Because of that, it’s important to know that multiple people can open an RESP for a single child – for example parents and grandparents may both open accounts under a child’s SIN. The $50,000 dollar limit includes investments to all those accounts.

If those accounts exceed the $50,000 limit, the CRA can penalize you with a tax of 1% on the excess until it’s withdrawn. 

What investments can be held in the account?

The account can hold all the same investments as an RRSP or TFSA, including:

  • Stocks

  • Bonds

  • GICs

  • Mutual Funds

  • Foreign Investments

With long-term investments, like RESPs, we recommend that you allow more risk in your portfolio early, then gradually lower the risk of investments as you get closer to your goal, i.e. your child heading off to post-secondary school. 

How long can you keep money in an RESP?

RESPs can remain open for up to 36 years. So, even if your child chooses to take a gap year (or ten) there is still plenty of time for them to choose to go to school.

What if you have more than one child?

While it is possible to open a new account for each child, it’s easier, and cheaper, to open an RESP family plan. The limits apply separately for each child with the only difference being that the cost savings can be shared by all. The only requirement is that all children in the plan are under the age of 21 and are related by blood or adoption.

What can I do with money left in the account?

Of course, the best-laid plans can still go awry. Sometimes children decide not to pursue higher education, or get by with less money than you planned for. Either way, that leaves you with money tied up in an investment designed to be used for education.
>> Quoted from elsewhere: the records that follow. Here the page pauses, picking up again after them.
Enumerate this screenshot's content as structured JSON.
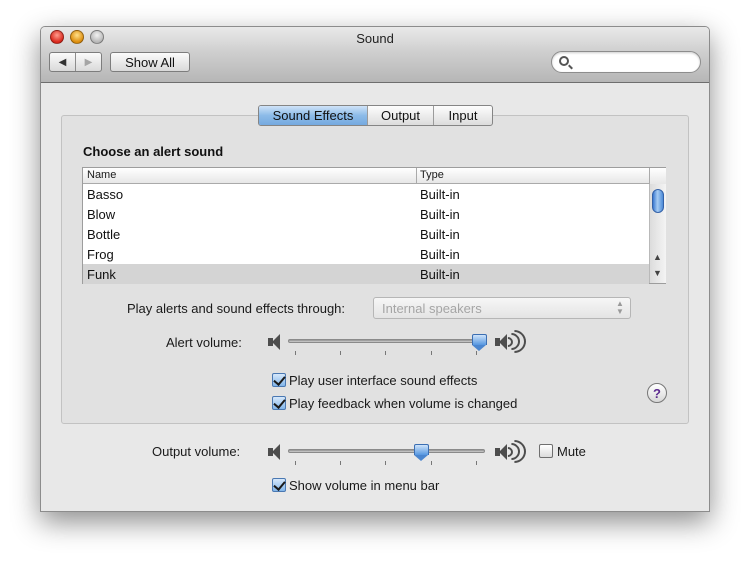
{
  "window": {
    "title": "Sound"
  },
  "toolbar": {
    "show_all_label": "Show All",
    "back_glyph": "◀",
    "forward_glyph": "▶",
    "search_placeholder": "",
    "search_value": ""
  },
  "tabs": [
    {
      "label": "Sound Effects",
      "active": true
    },
    {
      "label": "Output",
      "active": false
    },
    {
      "label": "Input",
      "active": false
    }
  ],
  "sound_effects": {
    "section_title": "Choose an alert sound",
    "columns": [
      "Name",
      "Type"
    ],
    "rows": [
      {
        "name": "Basso",
        "type": "Built-in",
        "selected": false
      },
      {
        "name": "Blow",
        "type": "Built-in",
        "selected": false
      },
      {
        "name": "Bottle",
        "type": "Built-in",
        "selected": false
      },
      {
        "name": "Frog",
        "type": "Built-in",
        "selected": false
      },
      {
        "name": "Funk",
        "type": "Built-in",
        "selected": true
      }
    ],
    "play_through_label": "Play alerts and sound effects through:",
    "play_through_value": "Internal speakers",
    "alert_volume_label": "Alert volume:",
    "alert_volume_level": 0.97,
    "ui_effects_label": "Play user interface sound effects",
    "ui_effects_checked": true,
    "feedback_label": "Play feedback when volume is changed",
    "feedback_checked": true,
    "help_glyph": "?"
  },
  "output": {
    "output_volume_label": "Output volume:",
    "output_volume_level": 0.68,
    "mute_label": "Mute",
    "mute_checked": false,
    "show_in_menubar_label": "Show volume in menu bar",
    "show_in_menubar_checked": true
  },
  "colors": {
    "accent": "#75a9e0",
    "selection": "#d4d4d4",
    "help_glyph": "#5b2a8e"
  }
}
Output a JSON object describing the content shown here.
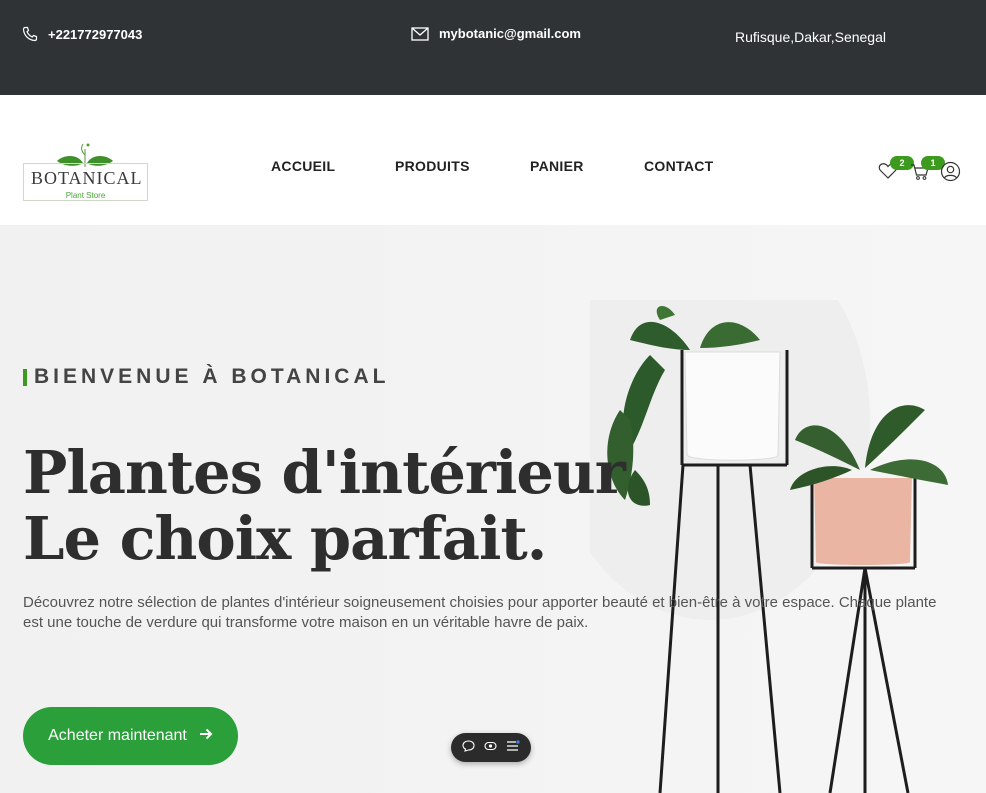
{
  "topbar": {
    "phone": "+221772977043",
    "email": "mybotanic@gmail.com",
    "location": "Rufisque,Dakar,Senegal"
  },
  "logo": {
    "name": "BOTANICAL",
    "tagline": "Plant Store"
  },
  "nav": {
    "items": [
      "ACCUEIL",
      "PRODUITS",
      "PANIER",
      "CONTACT"
    ]
  },
  "header_icons": {
    "wishlist_count": "2",
    "cart_count": "1"
  },
  "hero": {
    "eyebrow": "BIENVENUE À BOTANICAL",
    "headline_line1": "Plantes d'intérieur",
    "headline_line2": "Le choix parfait.",
    "description": "Découvrez notre sélection de plantes d'intérieur soigneusement choisies pour apporter beauté et bien-être à votre espace. Chaque plante est une touche de verdure qui transforme votre maison en un véritable havre de paix.",
    "cta_label": "Acheter maintenant"
  },
  "colors": {
    "topbar_bg": "#2f3336",
    "accent_green": "#2a9f3a",
    "badge_green": "#3c9a1f"
  },
  "icons": [
    "phone-icon",
    "mail-icon",
    "heart-icon",
    "cart-icon",
    "user-icon",
    "arrow-right-icon",
    "chat-icon",
    "eye-icon",
    "menu-icon"
  ]
}
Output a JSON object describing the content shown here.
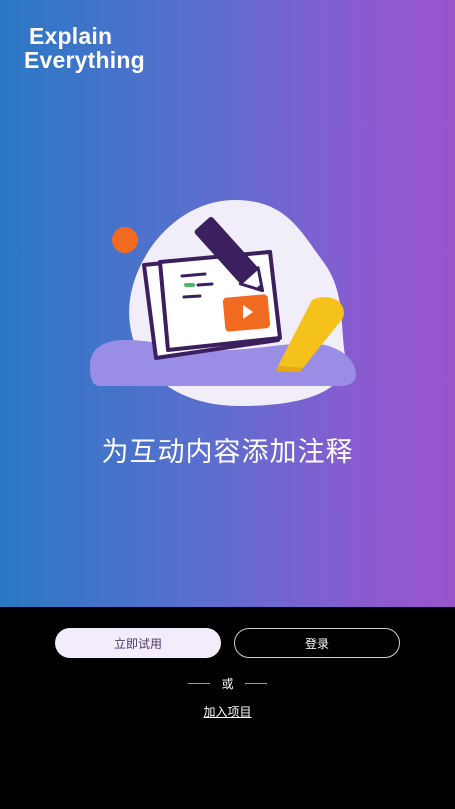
{
  "logo": {
    "line1": "Explain",
    "line2": "Everything"
  },
  "headline": "为互动内容添加注释",
  "actions": {
    "try_label": "立即试用",
    "login_label": "登录",
    "or_label": "或",
    "join_label": "加入项目"
  },
  "colors": {
    "gradient_start": "#2a78c4",
    "gradient_end": "#9a54cc",
    "accent_orange": "#f06a1f",
    "accent_yellow": "#f5c21b",
    "card_purple": "#3b1f5e"
  },
  "icons": [
    "pencil-icon",
    "play-icon",
    "highlighter-icon"
  ]
}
If you’re absolutely sure your child will not use the RESP, you have a couple of options.

  1. If you have a family plan, you can transfer the money to another child, though the max CESG of $7,200 still applies.

  2. You can withdraw your original contributions without penalty.

  3. If withdrawing all income, dividends and interest are treated as Accumulated Income Payment (AIP) and are taxed in the year you receive it and are subject to an additional 20% penalty.

  4. You can transfer up to $50,000 over to your RRSP. However, to do this your child must be over 21 and the RESP must have been open for at least 10 years. You must also have room in your RRSP, and, because RESPs have a lifetime of 36 years, it is possible to do this over many years.